UWM nursing grad works to turn around ailing Tomah VA

Victoria Brahm sits in her office with a purple flower behind her.

How challenging is it to run a major medical center under a glaring media spotlight?

“On a scale of one to 10, about a 10,” said Victoria Brahm, who took over as medical director of Wisconsin’s Tomah VA Medical Center in January 2017. Brahm, who earned her master’s in nursing from UWM in 2001, had served as acting director since October 2015, when both the director and chief of staff left amid a cloud of criticism and an investigation into the over-prescription of opioids and other pain relievers.

“When I came, it was a troubled facility, and there was a lack of leadership because of what had happened previously with opioid issues,” said Brahm. She was faced, she said, with not only restoring the reputation of the center, but also rebuilding trust with the staff, veterans and the community.

Under her leadership, the Tomah center’s Department of Veterans Affairs quality rankings have risen from 77th out of 129 VA facilities nationally to No. 35 “and we’re on the cusp of jumping a bunch more.” Surveys of both staff and veterans also show strong improvement in climate, satisfaction and trust. Brahm has introduced a new focus on whole health to help veterans and their families find alternative ways to manage pain, stress and mental health issues. One result has been a dramatic drop in the use of opioids and other prescription pain relievers, while patient satisfaction has increased, according to surveys.

“I’m really proud of how fast and how quickly this VA has turned around,” Brahm said, “largely because of so many professional people who are only here for the mission of serving veterans.”

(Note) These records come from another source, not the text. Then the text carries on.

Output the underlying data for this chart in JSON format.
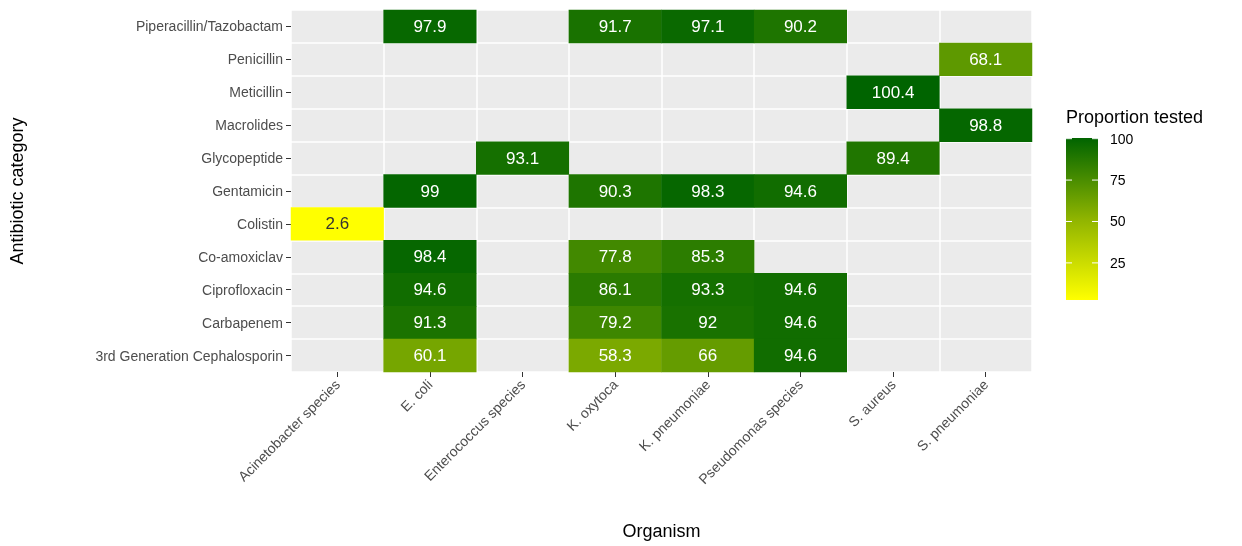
{
  "chart_data": {
    "type": "heatmap",
    "xlabel": "Organism",
    "ylabel": "Antibiotic category",
    "clabel": "Proportion tested",
    "categories": [
      "Acinetobacter species",
      "E. coli",
      "Enterococcus species",
      "K. oxytoca",
      "K. pneumoniae",
      "Pseudomonas species",
      "S. aureus",
      "S. pneumoniae"
    ],
    "y_categories": [
      "Piperacillin/Tazobactam",
      "Penicillin",
      "Meticillin",
      "Macrolides",
      "Glycopeptide",
      "Gentamicin",
      "Colistin",
      "Co-amoxiclav",
      "Ciprofloxacin",
      "Carbapenem",
      "3rd Generation Cephalosporin"
    ],
    "cells": [
      [
        null,
        97.9,
        null,
        91.7,
        97.1,
        90.2,
        null,
        null
      ],
      [
        null,
        null,
        null,
        null,
        null,
        null,
        null,
        68.1
      ],
      [
        null,
        null,
        null,
        null,
        null,
        null,
        100.4,
        null
      ],
      [
        null,
        null,
        null,
        null,
        null,
        null,
        null,
        98.8
      ],
      [
        null,
        null,
        93.1,
        null,
        null,
        null,
        89.4,
        null
      ],
      [
        null,
        99,
        null,
        90.3,
        98.3,
        94.6,
        null,
        null
      ],
      [
        2.6,
        null,
        null,
        null,
        null,
        null,
        null,
        null
      ],
      [
        null,
        98.4,
        null,
        77.8,
        85.3,
        null,
        null,
        null
      ],
      [
        null,
        94.6,
        null,
        86.1,
        93.3,
        94.6,
        null,
        null
      ],
      [
        null,
        91.3,
        null,
        79.2,
        92,
        94.6,
        null,
        null
      ],
      [
        null,
        60.1,
        null,
        58.3,
        66,
        94.6,
        null,
        null
      ]
    ],
    "clim": [
      2.6,
      100.4
    ],
    "cticks": [
      25,
      50,
      75,
      100
    ],
    "data_labels": true,
    "grid": true
  }
}
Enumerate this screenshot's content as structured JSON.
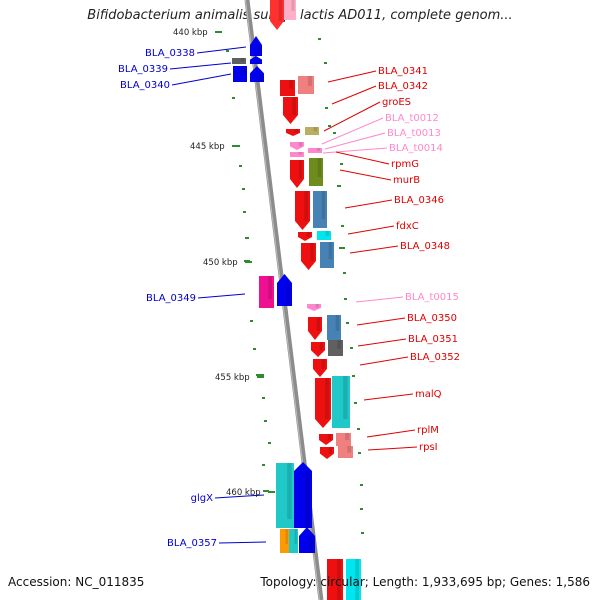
{
  "title": "Bifidobacterium animalis subsp. lactis AD011, complete genom...",
  "footer": {
    "accession": "Accession: NC_011835",
    "summary": "Topology: circular; Length: 1,933,695 bp; Genes: 1,586"
  },
  "colors": {
    "backbone": "#8c8c8c",
    "gc_tick": "#2e8b2e",
    "label_reverse": "#0000cc",
    "label_forward": "#e00000",
    "label_trna": "#ff88cc"
  },
  "scale_labels": [
    "440 kbp",
    "445 kbp",
    "450 kbp",
    "455 kbp",
    "460 kbp"
  ],
  "left_labels": [
    {
      "text": "BLA_0338",
      "color": "#0000cc"
    },
    {
      "text": "BLA_0339",
      "color": "#0000cc"
    },
    {
      "text": "BLA_0340",
      "color": "#0000cc"
    },
    {
      "text": "BLA_0349",
      "color": "#0000cc"
    },
    {
      "text": "glgX",
      "color": "#0000cc"
    },
    {
      "text": "BLA_0357",
      "color": "#0000cc"
    }
  ],
  "right_labels": [
    {
      "text": "BLA_0341",
      "color": "#e00000"
    },
    {
      "text": "BLA_0342",
      "color": "#e00000"
    },
    {
      "text": "groES",
      "color": "#e00000"
    },
    {
      "text": "BLA_t0012",
      "color": "#ff88cc"
    },
    {
      "text": "BLA_t0013",
      "color": "#ff88cc"
    },
    {
      "text": "BLA_t0014",
      "color": "#ff88cc"
    },
    {
      "text": "rpmG",
      "color": "#e00000"
    },
    {
      "text": "murB",
      "color": "#e00000"
    },
    {
      "text": "BLA_0346",
      "color": "#e00000"
    },
    {
      "text": "fdxC",
      "color": "#e00000"
    },
    {
      "text": "BLA_0348",
      "color": "#e00000"
    },
    {
      "text": "BLA_t0015",
      "color": "#ff88cc"
    },
    {
      "text": "BLA_0350",
      "color": "#e00000"
    },
    {
      "text": "BLA_0351",
      "color": "#e00000"
    },
    {
      "text": "BLA_0352",
      "color": "#e00000"
    },
    {
      "text": "malQ",
      "color": "#e00000"
    },
    {
      "text": "rplM",
      "color": "#e00000"
    },
    {
      "text": "rpsI",
      "color": "#e00000"
    }
  ]
}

As director, Brahm is responsible for a 246-bed hospital that sits on a 175-acre main campus, plus four outpatient clinics that serve thousands of veterans from 16 counties in Wisconsin and two in Minnesota. She handles an annual operating budget of around $162 million and a workforce of more than 1,200.

Wanting to serve

Her interest in serving veterans came from growing up in a military family – her father and six brothers were in the military. “Coming from a military family, I always wanted to serve, but I had a daughter and I couldn’t imagine leaving her. The VA was a great way to serve veterans and still have a quality of life with my daughter and my family.”

She credits UWM’s master’s degree program in nursing with helping her develop the skills that have served her well at Tomah. While working on her degree in nursing, she was able to also take courses in business and administration. At the time, she was also balancing family and work obligations. She and her husband have a blended family of five children. Her daughter Noelle, now 26, is a UWM graduate as well. At the time, Brahm was working full-time at Milwaukee’s Clement J. Zablocki VA Medical Center.

“UWM was extremely flexible. I had some great professors,” she said.

Hands-on projects also helped her develop administrative skills, she recalled. “One project was to develop a business plan for a women’s health clinic at the Milwaukee VA. We opened the clinic, and it’s a very functional clinic to this day.”

At Tomah, she has worked with center staff, the national VA and providers to evaluate how to best serve veterans in their area of Wisconsin.

“We decided that our mission was to focus on expanding mental health services, meeting the needs of the homeless veterans, whole health initiatives, primary and long-term care,” she said.

New programs

The center expanded approaches to treating pain and traumatic stress, opening a new program called Pain University, which uses the university model to provide pain education and therapies to manage chronic pain and reduce the need for medications.

“We’re training providers in “all sorts of nontraditional therapies to relieve pain and stress,” said Brahm.

Tomah was one of only 18 VA centers in the country chosen to be leaders in the implementation of “whole health” programming.  Tomah VA received a $4.2 million grant last year to expand the program, using health coaches to work with veterans and their primary care providers to find treatments that work for them. This programming offers veterans a range of options including yoga, anger management, mindfulness, equine therapy, “battlefield acupuncture” and healing touch, among others. The center also works with couples, providing family therapy.

The center is in the process of collecting data on all of these therapies to provide outcome measures, she said.

One of Brahm’s goals in changing the culture at the Tomah VA was to work closely with staff, to keep her door open and to be visible. So, she has an apartment in Tomah, and during the week is on the VA grounds long hours every day. Her family home is in Lisbon, where her husband, Douglas, is the fire chief.

There is more work to do, but she is proud, she said, of the change in culture and response and support of the staff.

“We can’t rest on our laurels, but even if it’s hard some days, we are making a difference here.”